The mineral can be found in Yellowknife in the Northwest Territories of Canada, and the Timiskaming District in Ontario, Canada. Antimonides are rare and are normally placed in the sulfide class by mineralogists.
- Category: Sulfide minerals
- Formula: AuSb2
- Crystal system: Isometric
- Crystal class: Diploidal (m3).
Aurostibite is a lead gray mineral with an indistinct cleavage, opaque appearance, metallic luster and bronze streak. The density of the mineral is 9.98 g/cm3, with a hardness value of 3.

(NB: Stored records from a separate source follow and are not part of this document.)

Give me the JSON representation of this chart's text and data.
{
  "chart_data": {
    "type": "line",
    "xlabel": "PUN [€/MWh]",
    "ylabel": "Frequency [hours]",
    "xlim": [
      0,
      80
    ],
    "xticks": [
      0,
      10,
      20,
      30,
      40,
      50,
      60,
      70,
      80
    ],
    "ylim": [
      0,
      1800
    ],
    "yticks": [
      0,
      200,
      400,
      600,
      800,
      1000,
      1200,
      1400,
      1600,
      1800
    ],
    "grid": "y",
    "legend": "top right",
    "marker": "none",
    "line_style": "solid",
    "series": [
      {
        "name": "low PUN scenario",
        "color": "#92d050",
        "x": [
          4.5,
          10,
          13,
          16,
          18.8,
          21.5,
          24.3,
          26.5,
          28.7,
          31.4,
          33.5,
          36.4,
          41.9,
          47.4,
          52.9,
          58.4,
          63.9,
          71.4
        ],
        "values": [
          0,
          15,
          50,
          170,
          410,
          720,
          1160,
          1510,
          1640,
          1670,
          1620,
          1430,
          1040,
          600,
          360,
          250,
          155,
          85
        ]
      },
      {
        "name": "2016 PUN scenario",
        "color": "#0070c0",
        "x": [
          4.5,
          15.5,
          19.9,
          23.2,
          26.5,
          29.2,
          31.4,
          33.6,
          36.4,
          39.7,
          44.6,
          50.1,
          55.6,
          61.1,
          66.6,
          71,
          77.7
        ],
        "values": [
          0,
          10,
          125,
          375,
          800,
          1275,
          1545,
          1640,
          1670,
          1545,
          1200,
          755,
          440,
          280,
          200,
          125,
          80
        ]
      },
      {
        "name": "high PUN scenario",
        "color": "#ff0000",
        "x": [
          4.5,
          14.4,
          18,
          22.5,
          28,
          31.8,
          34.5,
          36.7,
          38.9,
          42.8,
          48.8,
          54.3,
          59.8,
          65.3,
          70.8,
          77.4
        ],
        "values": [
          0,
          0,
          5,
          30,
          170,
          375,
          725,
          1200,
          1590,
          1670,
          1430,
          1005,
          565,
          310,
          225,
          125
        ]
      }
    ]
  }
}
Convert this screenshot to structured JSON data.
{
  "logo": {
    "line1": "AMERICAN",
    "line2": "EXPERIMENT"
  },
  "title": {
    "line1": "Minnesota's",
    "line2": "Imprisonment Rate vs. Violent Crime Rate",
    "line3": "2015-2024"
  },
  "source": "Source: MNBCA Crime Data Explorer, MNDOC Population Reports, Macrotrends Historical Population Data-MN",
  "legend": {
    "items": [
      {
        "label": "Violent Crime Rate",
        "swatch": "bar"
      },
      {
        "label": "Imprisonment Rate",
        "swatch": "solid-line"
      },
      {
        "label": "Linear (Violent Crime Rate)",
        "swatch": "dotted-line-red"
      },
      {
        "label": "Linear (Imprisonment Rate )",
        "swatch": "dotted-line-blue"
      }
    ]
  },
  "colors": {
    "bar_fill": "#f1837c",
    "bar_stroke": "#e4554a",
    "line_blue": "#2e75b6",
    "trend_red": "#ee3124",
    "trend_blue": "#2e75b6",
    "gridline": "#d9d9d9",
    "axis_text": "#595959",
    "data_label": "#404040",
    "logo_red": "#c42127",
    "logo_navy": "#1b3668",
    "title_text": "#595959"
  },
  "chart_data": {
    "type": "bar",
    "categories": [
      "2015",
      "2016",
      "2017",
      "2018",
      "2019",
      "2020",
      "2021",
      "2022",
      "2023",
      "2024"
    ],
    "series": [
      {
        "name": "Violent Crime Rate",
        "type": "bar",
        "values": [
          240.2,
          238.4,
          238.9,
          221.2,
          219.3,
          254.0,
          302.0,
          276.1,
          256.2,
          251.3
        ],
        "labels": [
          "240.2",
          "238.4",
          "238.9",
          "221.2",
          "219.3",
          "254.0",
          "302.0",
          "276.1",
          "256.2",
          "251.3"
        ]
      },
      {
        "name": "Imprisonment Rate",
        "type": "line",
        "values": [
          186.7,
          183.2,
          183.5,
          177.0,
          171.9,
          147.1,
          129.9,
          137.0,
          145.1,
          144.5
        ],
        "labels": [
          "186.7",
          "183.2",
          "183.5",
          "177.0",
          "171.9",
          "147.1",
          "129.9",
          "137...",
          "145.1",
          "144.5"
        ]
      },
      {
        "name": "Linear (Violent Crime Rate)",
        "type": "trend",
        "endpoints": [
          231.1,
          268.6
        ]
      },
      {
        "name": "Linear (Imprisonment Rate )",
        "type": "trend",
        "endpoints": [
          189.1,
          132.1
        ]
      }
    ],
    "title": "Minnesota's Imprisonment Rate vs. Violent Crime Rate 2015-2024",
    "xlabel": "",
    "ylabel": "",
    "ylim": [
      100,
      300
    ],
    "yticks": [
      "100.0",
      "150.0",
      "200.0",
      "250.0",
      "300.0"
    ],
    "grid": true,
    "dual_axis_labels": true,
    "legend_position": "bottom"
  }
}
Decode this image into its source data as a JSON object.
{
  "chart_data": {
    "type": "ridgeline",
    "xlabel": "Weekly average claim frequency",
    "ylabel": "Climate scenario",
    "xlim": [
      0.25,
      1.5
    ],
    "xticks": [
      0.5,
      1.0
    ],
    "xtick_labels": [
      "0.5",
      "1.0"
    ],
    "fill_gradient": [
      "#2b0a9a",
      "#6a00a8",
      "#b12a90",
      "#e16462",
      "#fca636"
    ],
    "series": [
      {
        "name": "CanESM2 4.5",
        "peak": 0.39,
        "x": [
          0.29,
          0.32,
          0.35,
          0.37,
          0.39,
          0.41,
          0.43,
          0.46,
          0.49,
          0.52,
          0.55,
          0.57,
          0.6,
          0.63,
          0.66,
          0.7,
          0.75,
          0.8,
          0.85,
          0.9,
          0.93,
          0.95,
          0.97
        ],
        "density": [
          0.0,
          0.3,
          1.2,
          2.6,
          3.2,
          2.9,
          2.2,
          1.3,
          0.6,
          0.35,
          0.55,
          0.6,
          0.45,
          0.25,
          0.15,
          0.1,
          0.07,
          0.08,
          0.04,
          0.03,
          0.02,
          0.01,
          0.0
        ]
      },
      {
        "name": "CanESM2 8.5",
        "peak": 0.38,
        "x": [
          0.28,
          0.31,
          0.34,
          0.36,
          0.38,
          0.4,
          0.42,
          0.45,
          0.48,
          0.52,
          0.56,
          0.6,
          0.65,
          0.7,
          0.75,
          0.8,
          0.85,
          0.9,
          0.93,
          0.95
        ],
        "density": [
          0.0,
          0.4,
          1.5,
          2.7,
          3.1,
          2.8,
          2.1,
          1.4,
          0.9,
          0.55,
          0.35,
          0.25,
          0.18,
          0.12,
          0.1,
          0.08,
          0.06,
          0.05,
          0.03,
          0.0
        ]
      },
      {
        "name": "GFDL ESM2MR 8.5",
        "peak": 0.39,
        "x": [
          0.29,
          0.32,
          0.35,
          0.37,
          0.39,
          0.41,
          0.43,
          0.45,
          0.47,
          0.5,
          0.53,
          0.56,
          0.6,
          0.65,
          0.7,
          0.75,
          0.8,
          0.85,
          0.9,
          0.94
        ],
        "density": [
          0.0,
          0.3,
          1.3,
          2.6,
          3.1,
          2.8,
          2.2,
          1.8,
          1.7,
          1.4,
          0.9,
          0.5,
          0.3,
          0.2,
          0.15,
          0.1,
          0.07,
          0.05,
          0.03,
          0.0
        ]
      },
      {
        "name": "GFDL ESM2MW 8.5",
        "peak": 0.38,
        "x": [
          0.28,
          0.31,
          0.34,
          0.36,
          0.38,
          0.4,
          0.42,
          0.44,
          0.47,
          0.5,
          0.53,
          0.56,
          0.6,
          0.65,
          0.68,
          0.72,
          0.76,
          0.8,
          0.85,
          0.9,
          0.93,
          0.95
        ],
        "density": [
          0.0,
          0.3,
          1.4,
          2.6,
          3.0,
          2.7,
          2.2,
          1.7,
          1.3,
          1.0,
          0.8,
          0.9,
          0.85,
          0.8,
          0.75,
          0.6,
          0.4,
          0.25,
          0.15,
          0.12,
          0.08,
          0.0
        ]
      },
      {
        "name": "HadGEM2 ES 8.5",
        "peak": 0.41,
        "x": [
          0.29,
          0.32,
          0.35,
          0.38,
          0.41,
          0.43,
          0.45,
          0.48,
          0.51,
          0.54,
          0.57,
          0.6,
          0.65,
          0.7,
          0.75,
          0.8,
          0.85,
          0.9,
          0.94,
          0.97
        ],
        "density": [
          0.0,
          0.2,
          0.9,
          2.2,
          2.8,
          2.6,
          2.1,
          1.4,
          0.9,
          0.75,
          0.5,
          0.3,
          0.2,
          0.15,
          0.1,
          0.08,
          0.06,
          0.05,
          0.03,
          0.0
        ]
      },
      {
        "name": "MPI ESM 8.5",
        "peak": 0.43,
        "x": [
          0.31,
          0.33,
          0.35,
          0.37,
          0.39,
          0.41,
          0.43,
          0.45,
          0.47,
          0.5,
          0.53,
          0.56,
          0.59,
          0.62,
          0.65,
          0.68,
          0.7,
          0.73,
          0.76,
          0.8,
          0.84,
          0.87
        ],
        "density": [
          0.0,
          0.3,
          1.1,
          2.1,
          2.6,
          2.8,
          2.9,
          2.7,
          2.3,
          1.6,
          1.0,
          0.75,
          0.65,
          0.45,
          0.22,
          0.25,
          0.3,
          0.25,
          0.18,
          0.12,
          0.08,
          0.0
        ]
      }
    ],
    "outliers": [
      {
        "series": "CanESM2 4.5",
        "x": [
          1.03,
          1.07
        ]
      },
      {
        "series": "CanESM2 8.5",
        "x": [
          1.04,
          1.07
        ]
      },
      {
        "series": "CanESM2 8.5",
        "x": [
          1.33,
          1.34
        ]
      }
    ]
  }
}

- Formula mass: 440.47 g/mol
- Color: White to grey with bornite-like tarnish
- Cleavage: Indistinct
- Tenacity: Brittle
- Mohs scale hardness: 3
- Luster: metallic
- Diaphaneity: Opaque
- Specific gravity: 9.98
Aurostibite occurs in hydrothermal gold-quartz veins, in portions deficient in sulfur and containing other antimony minerals. The mineral is closely associated with tetrahedrite, galena, sphalerite, chalcopyrite, pyrite, arsenopyrite, boulangerite, bournonite, chalcostibite, jamesonite, stibnite, freibergite, and gold.